Carlos Ibarra's New Short Film 'Con Dios' Illustrates the Life of an Undocumented Teen
The Mexican American actor and filmmaker explains the inspiration behind his latest project.
In his short film Con Dios, Carlos Ibarra tells the story of an undocumented Latinx teenager named Pablo who dreams of becoming an architect. As his college acceptance letters begin to arrive, though, he is crushed to find out that higher education is beyond his reach without a path to citizenship. "I myself am undocumented and am in the limbo of our immigration system, and know the psychological effect that can have on people," the Mexican American actor and filmmaker tells People CHICA.
The character of Pablo was inspired by the true story of Joaquin Luna Jr., a DREAMer high school senior who died by suicide in 2011; Ibarra read Joaquin's story while doing research for the film. "When I started formulating the skeleton of the story, I knew that I wanted it to have an intense ending to really call to action and reflect what is happening to students, especially to DREAMers," says Ibarra, who is a DACA recipient himself. "I stumbled upon Joaquin's story and was able to connect with the family, specifically his brother. I talked to him about his experience and how life has been for them after this happened to Joaquin."
Joaquin's family agreed to let Ibarra bring his story to the screen. "Their reaction was very positive," Ibarra says. "They don't want his name to disappear, they want their kid's name to live on. They don't want what Joaquin experienced to happen to others."
Reading about the high rate of suicides among Latinx youth, especially the undocumented, made Ibarra want to reflect this reality in his work. "To me that was something that I really wanted to bring to the forefront because mental health, and especially depression, is still an issue and a topic that isn't really talked about in the Latino community," he explains. "That was something I wanted to bring to light, especially as an individual that has never experienced depression at such a deep level, but [has] definitely gone through bouts of depression."
He also tried to stay away from stereotypes. "I wanted to portray this family in a different angle, that showed a very Americanized family — a group of individuals that have assimilated and have become part of the American iconography," he says. "Some of the undocumented members of our society, we don't always portray them this way in media, and I wanted to bring that story element to this film."
The film captures the struggle of some immigrant parents to pay for higher education for their children. "It's very difficult when you are a first-time college student and you are the first person in your family to go to college," Ibarra says. "I thought that was a universal theme that would apply to many people, regardless of whether they are undocumented or not.
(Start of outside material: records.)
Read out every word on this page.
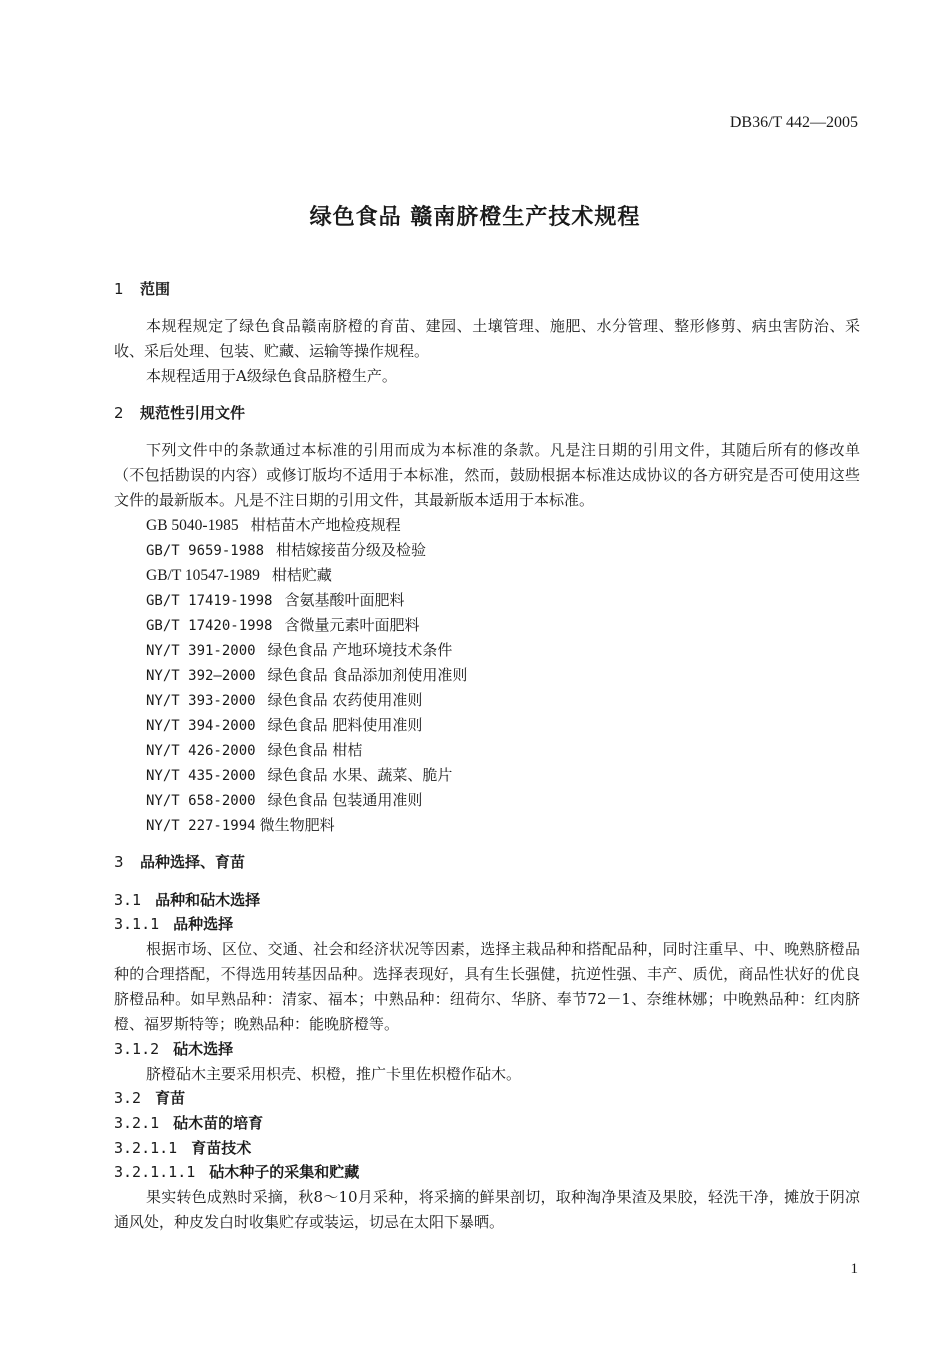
DB36/T 442—2005
绿色食品 赣南脐橙生产技术规程
1 范围
本规程规定了绿色食品赣南脐橙的育苗、建园、土壤管理、施肥、水分管理、整形修剪、病虫害防治、采收、采后处理、包装、贮藏、运输等操作规程。
本规程适用于A级绿色食品脐橙生产。
2 规范性引用文件
下列文件中的条款通过本标准的引用而成为本标准的条款。凡是注日期的引用文件，其随后所有的修改单（不包括勘误的内容）或修订版均不适用于本标准，然而，鼓励根据本标准达成协议的各方研究是否可使用这些文件的最新版本。凡是不注日期的引用文件，其最新版本适用于本标准。
GB 5040-1985 柑桔苗木产地检疫规程
GB/T 9659-1988 柑桔嫁接苗分级及检验
GB/T 10547-1989 柑桔贮藏
GB/T 17419-1998 含氨基酸叶面肥料
GB/T 17420-1998 含微量元素叶面肥料
NY/T 391-2000 绿色食品 产地环境技术条件
NY/T 392–2000 绿色食品 食品添加剂使用准则
NY/T 393-2000 绿色食品 农药使用准则
NY/T 394-2000 绿色食品 肥料使用准则
NY/T 426-2000 绿色食品 柑桔
NY/T 435-2000 绿色食品 水果、蔬菜、脆片
NY/T 658-2000 绿色食品 包装通用准则
NY/T 227-1994 微生物肥料
3 品种选择、育苗
3.1 品种和砧木选择
3.1.1 品种选择
根据市场、区位、交通、社会和经济状况等因素，选择主栽品种和搭配品种，同时注重早、中、晚熟脐橙品种的合理搭配，不得选用转基因品种。选择表现好，具有生长强健，抗逆性强、丰产、质优，商品性状好的优良脐橙品种。如早熟品种：清家、福本；中熟品种：纽荷尔、华脐、奉节72－1、奈维林娜；中晚熟品种：红肉脐橙、福罗斯特等；晚熟品种：能晚脐橙等。
3.1.2 砧木选择
脐橙砧木主要采用枳壳、枳橙，推广卡里佐枳橙作砧木。
3.2 育苗
3.2.1 砧木苗的培育
3.2.1.1 育苗技术
3.2.1.1.1 砧木种子的采集和贮藏
果实转色成熟时采摘，秋8～10月采种，将采摘的鲜果剖切，取种淘净果渣及果胶，轻洗干净，摊放于阴凉通风处，种皮发白时收集贮存或装运，切忌在太阳下暴晒。
1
In Con Dios, Pablo had this pressure because his older brother missed his boat to go to college. I took that from my own personal experience because my older brother went to college, but he almost didn't go."
Ibarra wants Con Dios, which is headed to the festival circuit this year, to help other DREAMers stay hopeful. "It's easy to fall into a downward spiral and think everything is over," he says. "The biggest message is that perseverance is key. You have to be willing to ride that wave and stay positive, always know what your end goal is, so that when the challenges come, you can overcome them and go after your dream."